Unmittelbar vor der Wende zum 20. Jahrhundert aber wandte man sich im deutschen Süden gegen die „Fastnacht der Preußen". Statt Festwagen wie in Köln oder Mainz zu bauen, die man sich finanziell ohnehin nicht leisten konnte, kramte man die alten Narrenkleider wieder hervor, die man eine Generation vorher noch getragen hatte.
Als „fastnächtliche Konterrevolution" ging diese Brauchwandlung in die deutsche Fastnachtsgeschichte ein - ein Akt, an dessen Ende zwei nur scheinbar konträre Modelle standen: der rheinisch geprägte Karneval und die schwäbisch-alemannische Fastnacht.

Wie Fastnacht, Fasching und Karneval mit der Fastenzeit zusammenhängen
Alle drei Begriffe verraten: Das Fest verdankt seinen Sinn der anschießenden Fastenzeit. So wie die Weihnacht den Abend vor dem Geburtsfest Christi bezeichnet, ist die Fastnacht die Nacht vor der Fastenzeit.
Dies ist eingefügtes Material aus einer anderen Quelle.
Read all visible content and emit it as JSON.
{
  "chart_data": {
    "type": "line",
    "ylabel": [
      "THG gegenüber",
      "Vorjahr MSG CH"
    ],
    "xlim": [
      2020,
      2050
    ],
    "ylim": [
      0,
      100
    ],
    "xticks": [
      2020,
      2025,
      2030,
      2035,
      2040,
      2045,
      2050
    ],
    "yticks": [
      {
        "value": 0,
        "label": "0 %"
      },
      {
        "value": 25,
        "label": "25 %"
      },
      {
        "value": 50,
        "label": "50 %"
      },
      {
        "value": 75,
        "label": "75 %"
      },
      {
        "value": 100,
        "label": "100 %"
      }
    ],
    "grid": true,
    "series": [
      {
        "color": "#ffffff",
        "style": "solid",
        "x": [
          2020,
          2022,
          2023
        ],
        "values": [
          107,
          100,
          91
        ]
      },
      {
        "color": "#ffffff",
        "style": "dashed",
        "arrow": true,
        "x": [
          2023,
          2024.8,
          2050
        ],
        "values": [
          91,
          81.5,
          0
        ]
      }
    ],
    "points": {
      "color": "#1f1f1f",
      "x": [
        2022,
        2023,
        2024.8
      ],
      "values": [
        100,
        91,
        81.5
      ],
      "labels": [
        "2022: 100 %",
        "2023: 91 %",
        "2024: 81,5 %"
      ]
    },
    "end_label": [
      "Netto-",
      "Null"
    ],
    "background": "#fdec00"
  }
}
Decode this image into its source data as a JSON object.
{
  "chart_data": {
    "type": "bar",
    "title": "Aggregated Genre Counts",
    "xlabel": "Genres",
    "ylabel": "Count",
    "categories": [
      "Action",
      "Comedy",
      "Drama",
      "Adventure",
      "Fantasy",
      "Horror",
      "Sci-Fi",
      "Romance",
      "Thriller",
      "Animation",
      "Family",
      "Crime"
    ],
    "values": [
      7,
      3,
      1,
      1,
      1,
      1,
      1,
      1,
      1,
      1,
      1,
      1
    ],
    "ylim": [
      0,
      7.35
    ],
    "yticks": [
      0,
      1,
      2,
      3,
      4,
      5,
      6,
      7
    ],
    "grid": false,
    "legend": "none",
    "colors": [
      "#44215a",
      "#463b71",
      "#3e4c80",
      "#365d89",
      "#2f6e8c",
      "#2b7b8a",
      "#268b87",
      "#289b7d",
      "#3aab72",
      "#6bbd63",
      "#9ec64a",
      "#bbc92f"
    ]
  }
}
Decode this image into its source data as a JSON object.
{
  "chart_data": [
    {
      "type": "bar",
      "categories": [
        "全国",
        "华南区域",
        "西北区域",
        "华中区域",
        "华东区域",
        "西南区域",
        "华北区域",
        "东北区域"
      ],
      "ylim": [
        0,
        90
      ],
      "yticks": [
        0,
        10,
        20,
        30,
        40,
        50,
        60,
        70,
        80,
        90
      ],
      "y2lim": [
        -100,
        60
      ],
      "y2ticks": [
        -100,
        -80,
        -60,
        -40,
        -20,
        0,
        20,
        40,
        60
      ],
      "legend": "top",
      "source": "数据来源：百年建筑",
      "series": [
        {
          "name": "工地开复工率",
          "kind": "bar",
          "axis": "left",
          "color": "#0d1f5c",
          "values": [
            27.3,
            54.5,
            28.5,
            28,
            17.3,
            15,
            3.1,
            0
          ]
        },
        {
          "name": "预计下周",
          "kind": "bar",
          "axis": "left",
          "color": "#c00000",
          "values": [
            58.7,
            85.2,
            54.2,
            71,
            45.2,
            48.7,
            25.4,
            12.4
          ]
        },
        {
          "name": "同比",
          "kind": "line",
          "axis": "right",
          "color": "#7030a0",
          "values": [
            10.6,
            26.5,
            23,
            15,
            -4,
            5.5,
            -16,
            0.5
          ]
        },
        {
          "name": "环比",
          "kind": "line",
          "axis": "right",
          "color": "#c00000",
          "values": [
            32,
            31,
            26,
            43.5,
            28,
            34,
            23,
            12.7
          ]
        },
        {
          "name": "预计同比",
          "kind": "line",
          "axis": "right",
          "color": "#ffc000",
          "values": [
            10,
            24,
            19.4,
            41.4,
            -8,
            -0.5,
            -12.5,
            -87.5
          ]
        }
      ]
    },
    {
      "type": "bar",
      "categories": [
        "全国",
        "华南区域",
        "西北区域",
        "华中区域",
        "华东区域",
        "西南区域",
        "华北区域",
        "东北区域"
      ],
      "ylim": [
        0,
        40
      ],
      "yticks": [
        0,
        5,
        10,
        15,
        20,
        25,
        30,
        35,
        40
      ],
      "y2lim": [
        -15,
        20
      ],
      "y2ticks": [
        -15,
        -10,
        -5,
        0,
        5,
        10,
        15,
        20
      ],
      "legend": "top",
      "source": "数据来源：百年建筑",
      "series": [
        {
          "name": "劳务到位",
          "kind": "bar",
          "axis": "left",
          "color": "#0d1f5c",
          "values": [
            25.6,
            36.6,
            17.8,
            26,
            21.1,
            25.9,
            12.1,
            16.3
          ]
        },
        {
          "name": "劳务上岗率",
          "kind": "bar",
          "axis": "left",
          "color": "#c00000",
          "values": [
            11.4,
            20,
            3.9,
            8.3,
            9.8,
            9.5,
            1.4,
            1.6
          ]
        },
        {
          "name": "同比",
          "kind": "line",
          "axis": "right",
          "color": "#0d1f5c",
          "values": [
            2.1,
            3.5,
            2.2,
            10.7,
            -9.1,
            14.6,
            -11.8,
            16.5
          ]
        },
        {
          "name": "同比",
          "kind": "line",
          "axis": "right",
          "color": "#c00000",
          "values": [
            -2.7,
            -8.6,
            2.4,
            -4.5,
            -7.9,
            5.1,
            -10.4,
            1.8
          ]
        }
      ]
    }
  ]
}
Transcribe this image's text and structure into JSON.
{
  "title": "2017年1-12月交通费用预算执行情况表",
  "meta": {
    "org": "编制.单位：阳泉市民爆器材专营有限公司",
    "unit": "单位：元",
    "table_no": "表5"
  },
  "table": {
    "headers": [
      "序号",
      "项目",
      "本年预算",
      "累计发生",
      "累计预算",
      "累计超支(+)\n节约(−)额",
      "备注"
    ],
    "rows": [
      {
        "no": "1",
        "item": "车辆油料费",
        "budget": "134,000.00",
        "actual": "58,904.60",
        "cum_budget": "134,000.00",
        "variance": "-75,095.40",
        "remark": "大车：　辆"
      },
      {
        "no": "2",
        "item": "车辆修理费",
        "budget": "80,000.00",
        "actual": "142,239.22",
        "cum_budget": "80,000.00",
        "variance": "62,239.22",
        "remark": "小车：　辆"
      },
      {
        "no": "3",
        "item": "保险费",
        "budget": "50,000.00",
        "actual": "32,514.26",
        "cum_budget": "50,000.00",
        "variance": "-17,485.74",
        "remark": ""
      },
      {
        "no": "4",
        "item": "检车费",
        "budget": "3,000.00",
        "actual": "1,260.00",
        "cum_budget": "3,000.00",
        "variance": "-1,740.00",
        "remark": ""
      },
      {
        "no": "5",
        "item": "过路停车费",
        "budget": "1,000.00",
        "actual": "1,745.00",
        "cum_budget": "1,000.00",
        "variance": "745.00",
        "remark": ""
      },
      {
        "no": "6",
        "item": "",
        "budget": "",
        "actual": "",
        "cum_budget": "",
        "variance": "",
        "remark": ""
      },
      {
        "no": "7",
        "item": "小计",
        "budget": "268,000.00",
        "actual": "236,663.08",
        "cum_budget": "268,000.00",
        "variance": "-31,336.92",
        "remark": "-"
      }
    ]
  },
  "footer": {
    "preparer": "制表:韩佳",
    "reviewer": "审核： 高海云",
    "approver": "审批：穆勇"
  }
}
Besonders deutlich kommt das im niederdeutschen „Vasta- vend" zum Ausdruck, aus dem schließlich der „Fastelovend" wurde. Der Name „vasnaht" findet sich erstmals Anfang des 13. Jahrhunderts in einer Handschrift Wolframs von Eschen- bach. Im achten Buch seines Ritterromans „Parzival" berichtet er von einem höfisch-ritterli- chen Turnier, das zu Fastnacht stattfand.

Karneval, das romanische Wort, verweist ebenfalls auf die Fastenzeit. Im Kirchenlatein wurde der Übergang in die Abstinenz als „carnislevamen", „carnisprivium" oder „carnistollendas" (frei übersetzt: Fleischverbot) bezeichnet. Im Lauf der Zeit, wurde daraus das italienische „Carnevale", das man volkstümlich mit „Fleisch, lebe wohl" übersetzte.

Auch Fasching, das süddeutsche Wort, das erstmals im 13. Jahrhundert als „vaschang" oder „vastschanc" auftauchte, meinte ursprünglich nichts anderes als den öffentlichen Ausschank eines Fastentrunkes.